I am trying to connect my MongoDB instance to spark in databricks using the mongo spark connector v10.1.0. I am able to connect to MongoDB through a MongoClient instance with the same connection string that I am trying to load into spark through the connection.uri option. The connection string I am using follows the convention below.
f"mongodb://{username}:{password}@{host}/?replicaSet={replicaSet}&readPreference={readPreference}&authSource={authSource}&tls=true&tlsCAFile={tlsCAFile path}&tlsCertificateKeyFile={tlsCertificateKeyFile path}"
Here are my spark configurations that I am using and the way I am trying to connect.
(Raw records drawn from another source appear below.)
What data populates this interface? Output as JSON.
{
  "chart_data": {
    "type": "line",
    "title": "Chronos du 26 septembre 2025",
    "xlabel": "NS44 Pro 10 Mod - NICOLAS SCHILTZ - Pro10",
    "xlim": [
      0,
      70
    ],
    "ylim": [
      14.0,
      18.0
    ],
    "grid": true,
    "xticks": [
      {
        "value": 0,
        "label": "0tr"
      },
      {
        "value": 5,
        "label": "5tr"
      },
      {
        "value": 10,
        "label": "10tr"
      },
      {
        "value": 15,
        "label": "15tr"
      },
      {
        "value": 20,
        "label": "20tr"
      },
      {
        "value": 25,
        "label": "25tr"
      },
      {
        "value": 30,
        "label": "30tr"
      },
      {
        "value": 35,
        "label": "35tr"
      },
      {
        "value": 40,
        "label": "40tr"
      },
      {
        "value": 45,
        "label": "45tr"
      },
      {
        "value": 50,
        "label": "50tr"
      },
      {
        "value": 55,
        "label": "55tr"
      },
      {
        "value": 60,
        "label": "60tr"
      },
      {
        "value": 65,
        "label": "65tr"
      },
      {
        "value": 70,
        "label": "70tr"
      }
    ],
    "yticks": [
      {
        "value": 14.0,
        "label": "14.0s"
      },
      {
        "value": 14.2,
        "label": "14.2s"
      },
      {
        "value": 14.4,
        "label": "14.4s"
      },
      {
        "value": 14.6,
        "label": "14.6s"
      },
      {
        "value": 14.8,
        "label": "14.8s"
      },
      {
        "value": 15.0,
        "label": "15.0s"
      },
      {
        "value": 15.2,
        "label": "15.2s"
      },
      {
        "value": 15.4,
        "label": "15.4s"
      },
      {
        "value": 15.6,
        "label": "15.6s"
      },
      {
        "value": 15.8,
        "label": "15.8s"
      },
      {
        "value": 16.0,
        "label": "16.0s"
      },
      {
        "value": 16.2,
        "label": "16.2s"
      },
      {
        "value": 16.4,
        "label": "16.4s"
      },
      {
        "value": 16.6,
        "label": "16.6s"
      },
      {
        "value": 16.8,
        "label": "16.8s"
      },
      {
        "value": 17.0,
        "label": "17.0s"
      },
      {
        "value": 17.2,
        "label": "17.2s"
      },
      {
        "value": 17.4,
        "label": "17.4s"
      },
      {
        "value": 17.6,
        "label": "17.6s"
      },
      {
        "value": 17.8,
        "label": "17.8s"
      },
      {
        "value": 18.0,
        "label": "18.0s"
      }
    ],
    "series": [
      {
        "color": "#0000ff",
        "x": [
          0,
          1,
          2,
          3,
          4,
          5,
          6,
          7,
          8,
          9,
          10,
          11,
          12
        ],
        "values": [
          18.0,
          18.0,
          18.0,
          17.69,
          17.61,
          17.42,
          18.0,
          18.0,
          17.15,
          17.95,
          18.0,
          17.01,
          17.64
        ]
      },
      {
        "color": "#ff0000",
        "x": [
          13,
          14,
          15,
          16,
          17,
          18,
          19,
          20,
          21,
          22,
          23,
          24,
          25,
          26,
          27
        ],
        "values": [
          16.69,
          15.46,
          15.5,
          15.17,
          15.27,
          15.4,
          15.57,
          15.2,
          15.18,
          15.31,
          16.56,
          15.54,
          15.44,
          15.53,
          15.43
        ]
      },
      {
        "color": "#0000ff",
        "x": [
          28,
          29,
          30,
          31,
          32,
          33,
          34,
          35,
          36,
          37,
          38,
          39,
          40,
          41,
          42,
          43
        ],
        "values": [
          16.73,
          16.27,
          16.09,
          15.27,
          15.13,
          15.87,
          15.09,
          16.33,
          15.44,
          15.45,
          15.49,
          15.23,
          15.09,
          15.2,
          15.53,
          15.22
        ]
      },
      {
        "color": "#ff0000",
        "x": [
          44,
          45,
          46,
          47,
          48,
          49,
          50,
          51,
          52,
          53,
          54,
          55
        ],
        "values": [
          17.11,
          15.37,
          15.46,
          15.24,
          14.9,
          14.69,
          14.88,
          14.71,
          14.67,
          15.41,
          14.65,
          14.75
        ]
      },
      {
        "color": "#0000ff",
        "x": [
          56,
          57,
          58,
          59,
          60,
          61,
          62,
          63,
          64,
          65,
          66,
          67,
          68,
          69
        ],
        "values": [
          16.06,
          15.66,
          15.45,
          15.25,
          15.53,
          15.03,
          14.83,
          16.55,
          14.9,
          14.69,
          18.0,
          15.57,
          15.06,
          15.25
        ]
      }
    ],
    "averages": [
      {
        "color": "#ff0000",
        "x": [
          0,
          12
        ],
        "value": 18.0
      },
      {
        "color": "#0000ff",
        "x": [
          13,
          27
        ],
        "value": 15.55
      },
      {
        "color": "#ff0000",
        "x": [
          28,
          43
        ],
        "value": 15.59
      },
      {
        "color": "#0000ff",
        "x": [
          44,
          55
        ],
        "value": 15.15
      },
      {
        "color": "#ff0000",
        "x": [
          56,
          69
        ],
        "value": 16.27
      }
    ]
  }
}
self.spark = SparkSession.builder \
.config("spark.jars.packages", "org.mongodb.spark:mongo-spark-connector:10.1.0") \
.appName("APP NAME") \
.getOrCreate()
df = self.spark.read.format("mongodb") \
.option("connection.uri", connection_string) \
.option("database", <DB NAME>) \
.option("collection", <COLLECTION NAME>) \
.load()
Here is the error I am running into
exception={com.mongodb.MongoSocketWriteException: Exception sending message}, caused by {javax.net.ssl.SSLHandshakeException: PKIX path building failed: sun.security.provider.certpath.SunCertPathBuilderException: unable to find valid certification path to requested target}, caused by {sun.security.validator.ValidatorException: PKIX path building failed: sun.security.provider.certpath.SunCertPathBuilderException: unable to find valid certification path to requested target}, caused by {sun.security.provider.certpath.SunCertPathBuilderException: unable to find valid certification path to requested target}}]